10. The ion implanter of claim 9, wherein the alignment model is a variance model trained to predict PM phases for the ion implanter based on setting parameters, the variance model re-trained on a guide star training dataset using transfer learning techniques to form the alignment model.

11. The ion implanter of claim 10, wherein the variance model is a control model trained to predict a set of process parameters based on a set of control parameters for the ion implanter, the control model re-trained on a PM training dataset using transfer learning techniques to form the variance model.
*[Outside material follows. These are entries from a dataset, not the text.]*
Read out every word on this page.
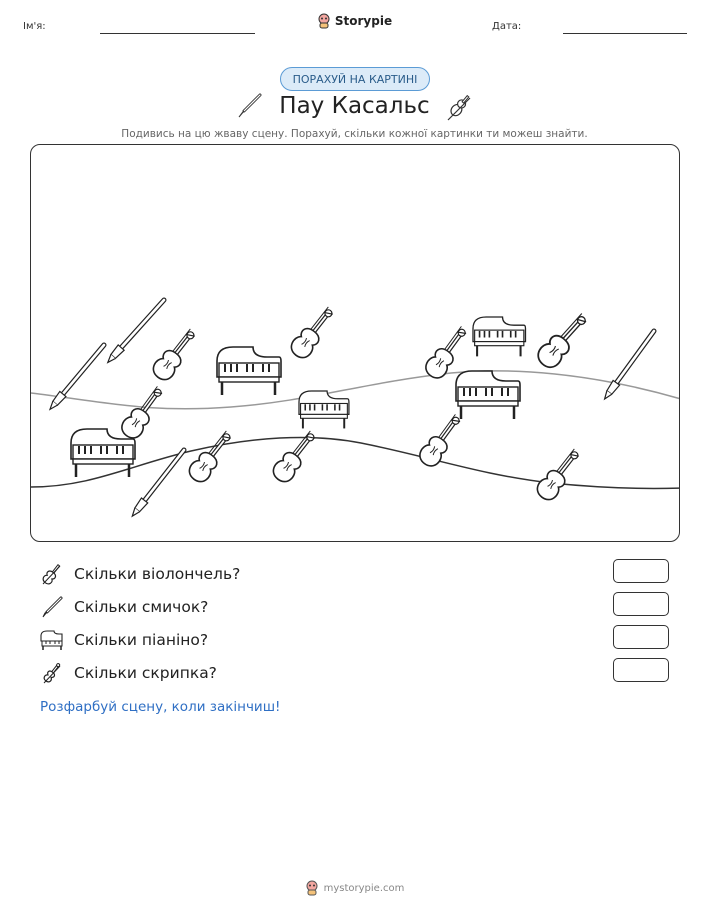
Ім'я:	Storypie	Дата:
ПОРАХУЙ НА КАРТИНІ
Пау Касальс
Подивись на цю жваву сцену. Порахуй, скільки кожної картинки ти можеш знайти.
Скільки віолончель?
Скільки смичок?
Скільки піаніно?
Скільки скрипка?
Розфарбуй сцену, коли закінчиш!
mystorypie.com
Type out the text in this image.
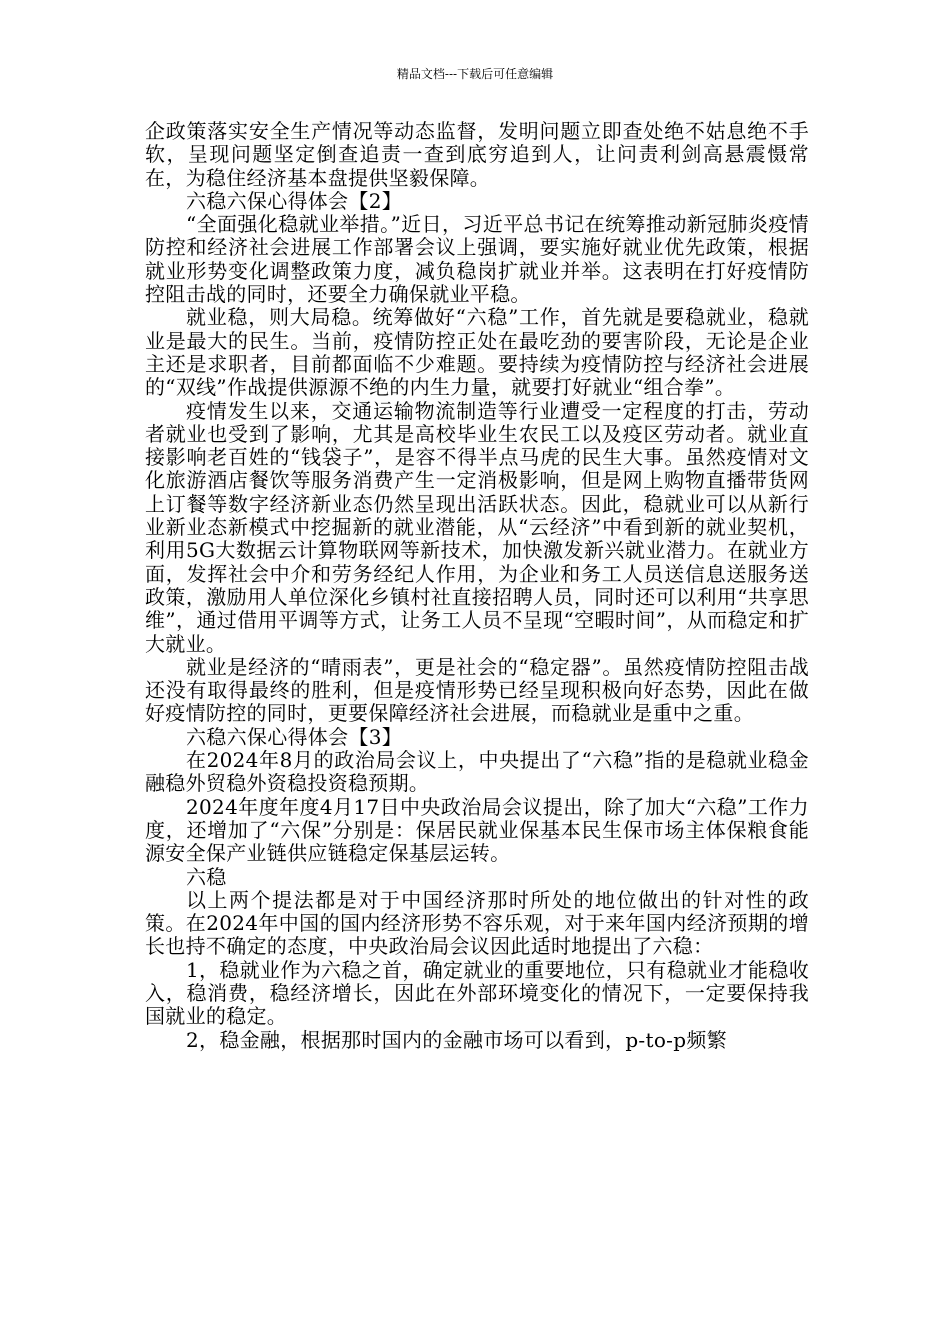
精品文档---下载后可任意编辑

企政策落实安全生产情况等动态监督，发明问题立即查处绝不姑息绝不手软，呈现问题坚定倒查追责一查到底穷追到人，让问责利剑高悬震慑常在，为稳住经济基本盘提供坚毅保障。

六稳六保心得体会【2】

“全面强化稳就业举措。”近日，习近平总书记在统筹推动新冠肺炎疫情防控和经济社会进展工作部署会议上强调，要实施好就业优先政策，根据就业形势变化调整政策力度，减负稳岗扩就业并举。这表明在打好疫情防控阻击战的同时，还要全力确保就业平稳。

就业稳，则大局稳。统筹做好“六稳”工作，首先就是要稳就业，稳就业是最大的民生。当前，疫情防控正处在最吃劲的要害阶段，无论是企业主还是求职者，目前都面临不少难题。要持续为疫情防控与经济社会进展的“双线”作战提供源源不绝的内生力量，就要打好就业“组合拳”。

疫情发生以来，交通运输物流制造等行业遭受一定程度的打击，劳动者就业也受到了影响，尤其是高校毕业生农民工以及疫区劳动者。就业直接影响老百姓的“钱袋子”，是容不得半点马虎的民生大事。虽然疫情对文化旅游酒店餐饮等服务消费产生一定消极影响，但是网上购物直播带货网上订餐等数字经济新业态仍然呈现出活跃状态。因此，稳就业可以从新行业新业态新模式中挖掘新的就业潜能，从“云经济”中看到新的就业契机，利用5G大数据云计算物联网等新技术，加快激发新兴就业潜力。在就业方面，发挥社会中介和劳务经纪人作用，为企业和务工人员送信息送服务送政策，激励用人单位深化乡镇村社直接招聘人员，同时还可以利用“共享思维”，通过借用平调等方式，让务工人员不呈现“空暇时间”，从而稳定和扩大就业。

就业是经济的“晴雨表”，更是社会的“稳定器”。虽然疫情防控阻击战还没有取得最终的胜利，但是疫情形势已经呈现积极向好态势，因此在做好疫情防控的同时，更要保障经济社会进展，而稳就业是重中之重。

六稳六保心得体会【3】

在2024年8月的政治局会议上，中央提出了“六稳”指的是稳就业稳金融稳外贸稳外资稳投资稳预期。

2024年度年度4月17日中央政治局会议提出，除了加大“六稳”工作力度，还增加了“六保”分别是：保居民就业保基本民生保市场主体保粮食能源安全保产业链供应链稳定保基层运转。

六稳

以上两个提法都是对于中国经济那时所处的地位做出的针对性的政策。在2024年中国的国内经济形势不容乐观，对于来年国内经济预期的增长也持不确定的态度，中央政治局会议因此适时地提出了六稳：

1，稳就业作为六稳之首，确定就业的重要地位，只有稳就业才能稳收入，稳消费，稳经济增长，因此在外部环境变化的情况下，一定要保持我国就业的稳定。

2，稳金融，根据那时国内的金融市场可以看到，p-to-p频繁
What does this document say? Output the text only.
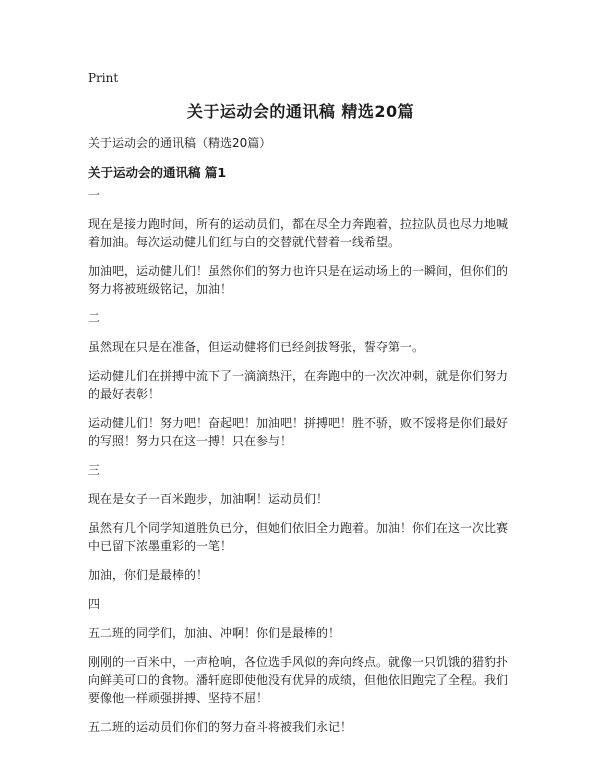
Print
关于运动会的通讯稿 精选20篇
关于运动会的通讯稿（精选20篇）
关于运动会的通讯稿 篇1
一

现在是接力跑时间，所有的运动员们，都在尽全力奔跑着，拉拉队员也尽力地喊着加油。每次运动健儿们红与白的交替就代替着一线希望。

加油吧，运动健儿们！虽然你们的努力也许只是在运动场上的一瞬间，但你们的努力将被班级铭记，加油！

二

虽然现在只是在准备，但运动健将们已经剑拔弩张，誓夺第一。

运动健儿们在拼搏中流下了一滴滴热汗，在奔跑中的一次次冲刺，就是你们努力的最好表彰！

运动健儿们！努力吧！奋起吧！加油吧！拼搏吧！胜不骄，败不馁将是你们最好的写照！努力只在这一搏！只在参与！

三

现在是女子一百米跑步，加油啊！运动员们！

虽然有几个同学知道胜负已分，但她们依旧全力跑着。加油！你们在这一次比赛中已留下浓墨重彩的一笔！

加油，你们是最棒的！

四

五二班的同学们，加油、冲啊！你们是最棒的！

刚刚的一百米中，一声枪响，各位选手风似的奔向终点。就像一只饥饿的猎豹扑向鲜美可口的食物。潘轩庭即使他没有优异的成绩，但他依旧跑完了全程。我们要像他一样顽强拼搏、坚持不屈！

五二班的运动员们你们的努力奋斗将被我们永记！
12. The ion implanter of claim 9, wherein the alignment model comprises an artificial neural network (ANN) comprising an input layer, multiple hidden layers, and an output layer, the alignment model trained on a guide star training dataset by locking the multiple hidden layers and updating bias parameters and weight parameters for the input layer and the output layer using a backpropagation technique.

13. The ion implanter of claim 9, wherein the alignment model comprises an artificial neural network (ANN) comprising an input layer, multiple hidden layers, and an output layer, the alignment model trained on a guide star training dataset by locking the input layer, the multiple hidden layers, and the output layer, and updating bias parameters and weight parameters for a new input layer and a new output layer using a backpropagation technique.

14. The ion implanter of claim 9, comprising instructions that when executed by the processing circuitry causes the processing circuitry to configure at least one of series of beamline components of the ion implanter based on the second set of setting parameters.

15. The ion implanter of claim 9, the processing circuitry to cause the ion source to generate the ion beam, and the at least one beamline component to direct the ion beam towards the substrate, based on the second set of setting parameters.

16. An ion implanter, comprising:

an ion source to generate an ion beam;

at least one beamline component to direct the ion beam towards a substrate, the at least one beamline component comprising an optical component;

circuitry operably coupled to the optical component, the circuitry to:

receive a first set of setting parameters for the ion implanter, the first set of setting parameters comprising a first set of control parameters and a corresponding first set of process parameters for guide star alignment of the optical component of the ion implanter before a preventative maintenance (PM) phase of the ion implanter;

predict a second set of setting parameters for the ion implanter by an alignment model, the second set of setting parameters comprising a second set of control parameters and a corresponding second set of process parameters for guide star alignment of the optical component of the ion implanter after the PM phase of the ion implanter; and

configure the optical component of the ion implanter based on the second set of setting parameters.

17. The ion implanter of claim 16, wherein the alignment model is a variance model trained to predict PM phases for the ion implanter based on setting parameters, the variance model re-trained on a guide star training dataset using transfer learning techniques to form the alignment model.

18. The ion implanter of claim 16, wherein the alignment model comprises an artificial neural network (ANN) comprising an input layer, multiple hidden layers, and an output layer, the alignment model trained on a guide star training dataset by locking the multiple hidden layers and updating bias parameters and weight parameters for the input layer and the output layer using a backpropagation technique.

19. The ion implanter of claim 16, wherein the alignment model comprises an artificial neural network (ANN) comprising an input layer, multiple hidden layers, and an output layer, the alignment model trained on a guide star training dataset by locking the input layer, the multiple hidden layers, and the output layer, and updating bias parameters and weight parameters for a new input layer and a new output layer using a backpropagation technique.

20. The ion implanter of claim 16, the circuitry to cause the ion source to generate the ion beam, and the optical component to direct the ion beam towards the substrate, based on the second set of setting parameters.